Payinda believed supporting the call for free dental care was logical and that it could be easily achieved.
“We think we are saving money but in reality, it ends up costing society and taxpayers,” he said.
“Not just in treatment costs but also in lost productivity, when we have people with severe head and neck injuries from untreated dental injuries that lead them not to be able to work.”
AUT dental therapist and oral health lecturer Chanae Ihimaera said there were many inequities in the system. It was not developed with everyone in mind.
She said health conversations needed to include dental care because problems in that area could lead to more serious conditions.
“The mouth is the mirror to your overall health. If there is something happening in your mouth, there is something happening in your body as well.”
Ihimaera said many people relied on the regular use of over-the-counter pain relief medication.
“The business side of dentistry is expensive; the materials and equipment are expensive – a chair alone can cost up to $200,000 – and dentists are passing that on to consumers.

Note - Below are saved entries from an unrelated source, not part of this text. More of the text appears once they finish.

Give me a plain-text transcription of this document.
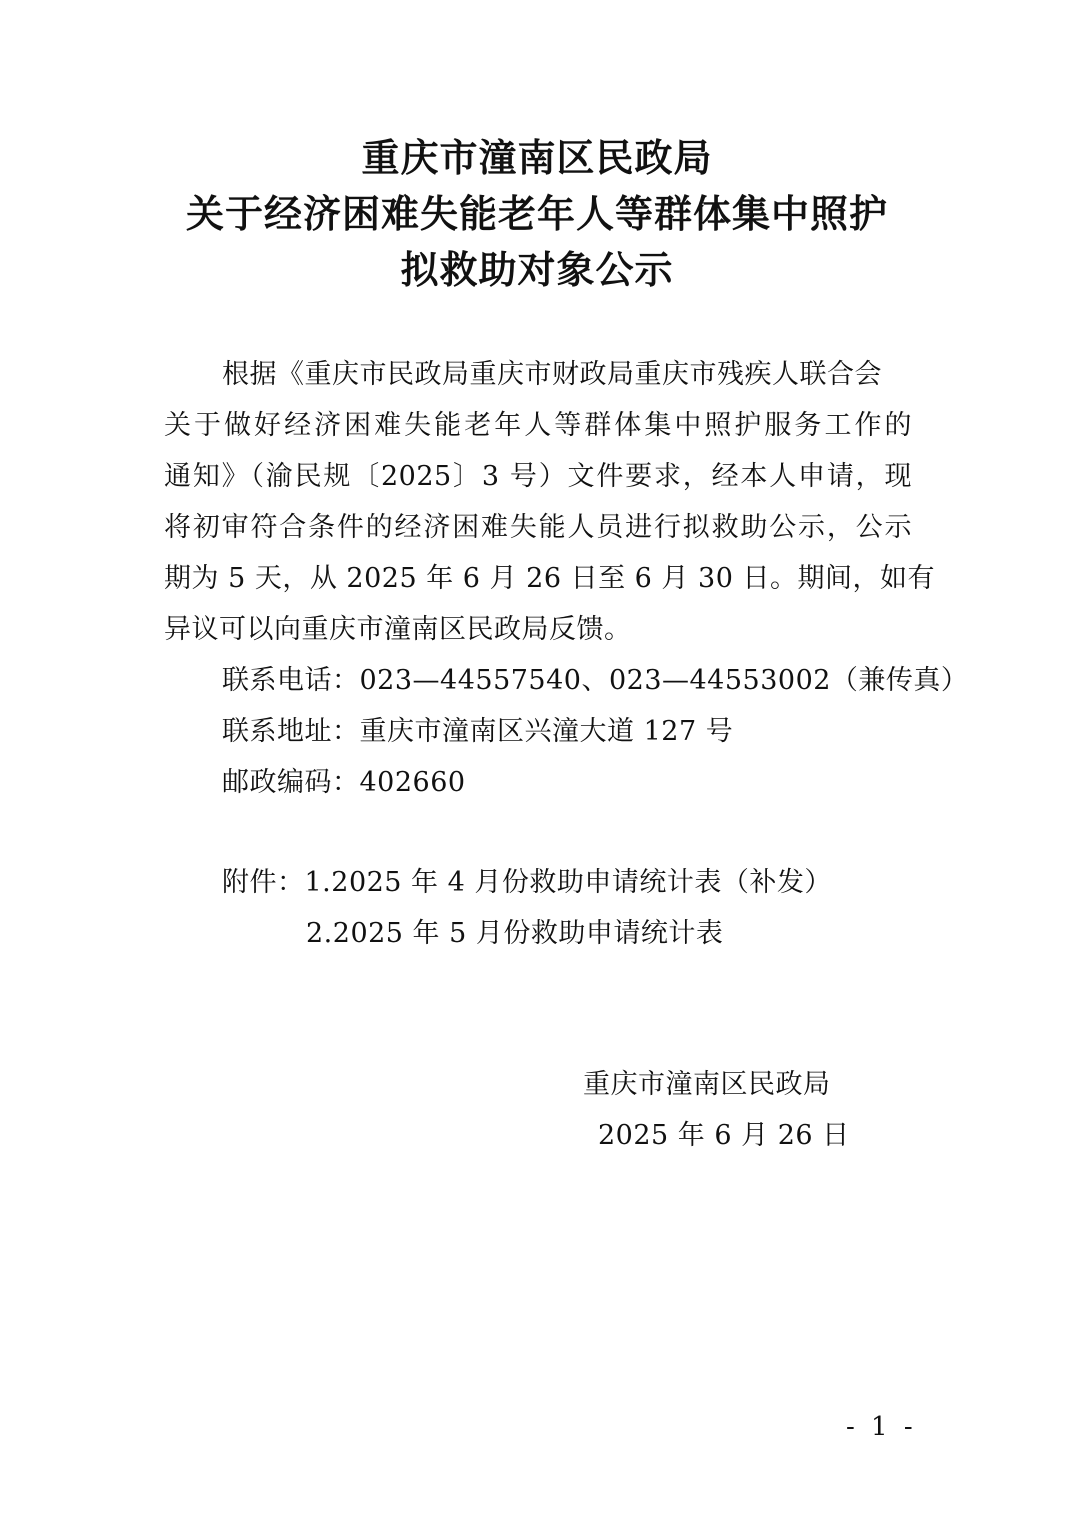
重庆市潼南区民政局
关于经济困难失能老年人等群体集中照护
拟救助对象公示
根据《重庆市民政局重庆市财政局重庆市残疾人联合会
关于做好经济困难失能老年人等群体集中照护服务工作的
通知》（渝民规〔2025〕3 号）文件要求，经本人申请，现
将初审符合条件的经济困难失能人员进行拟救助公示，公示
期为 5 天，从 2025 年 6 月 26 日至 6 月 30 日。期间，如有
异议可以向重庆市潼南区民政局反馈。
联系电话：023—44557540、023—44553002（兼传真）
联系地址：重庆市潼南区兴潼大道 127 号
邮政编码：402660
附件：1.2025 年 4 月份救助申请统计表（补发）
2.2025 年 5 月份救助申请统计表
重庆市潼南区民政局
2025 年 6 月 26 日
- 1 -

“However, the Dental for All campaign has done a lot of research in that space and found that what we are doing now is costing us more than what it would cost to fund dental healthcare.”
Ihimaera said some people resorted to extreme measures such as pulling their teeth out with pliers.
A Ministry of Health spokesperson said publicly funded dental care focused on children and adolescents until their 18th birthday and people who struggled to access care because of cost.
“Evidence indicates that oral health status at age 5 predicts oral health status at age 26 and providing support from an early age helps encourage good habits and reduces the likelihood of needing costly dental care in later years.”
The spokesperson said people of any age with medical complications, behavioural issues, or intellectual issues could receive specialist publicly funded dental care via Health NZ Hospital Dental Services.
Health NZ also provides funded relief of pain and infection for people with Community Services Cards, with user part charges.
The Ministry of Social Development provides recoverable and non-recoverable grants for dental treatment for eligible people on low incomes through a special needs dental grant.
About $61 million was provided for non-recoverable grants last year. Those grants are $1000 a year for immediate and essential treatment.
“This programme is resulting in an increase in the accessibility of oral health services for the most vulnerable New Zealanders, including many Māori and Pacific people, and the availability of care contributes to reducing the pressure on hospital care,” the Ministry of Health spokesperson said.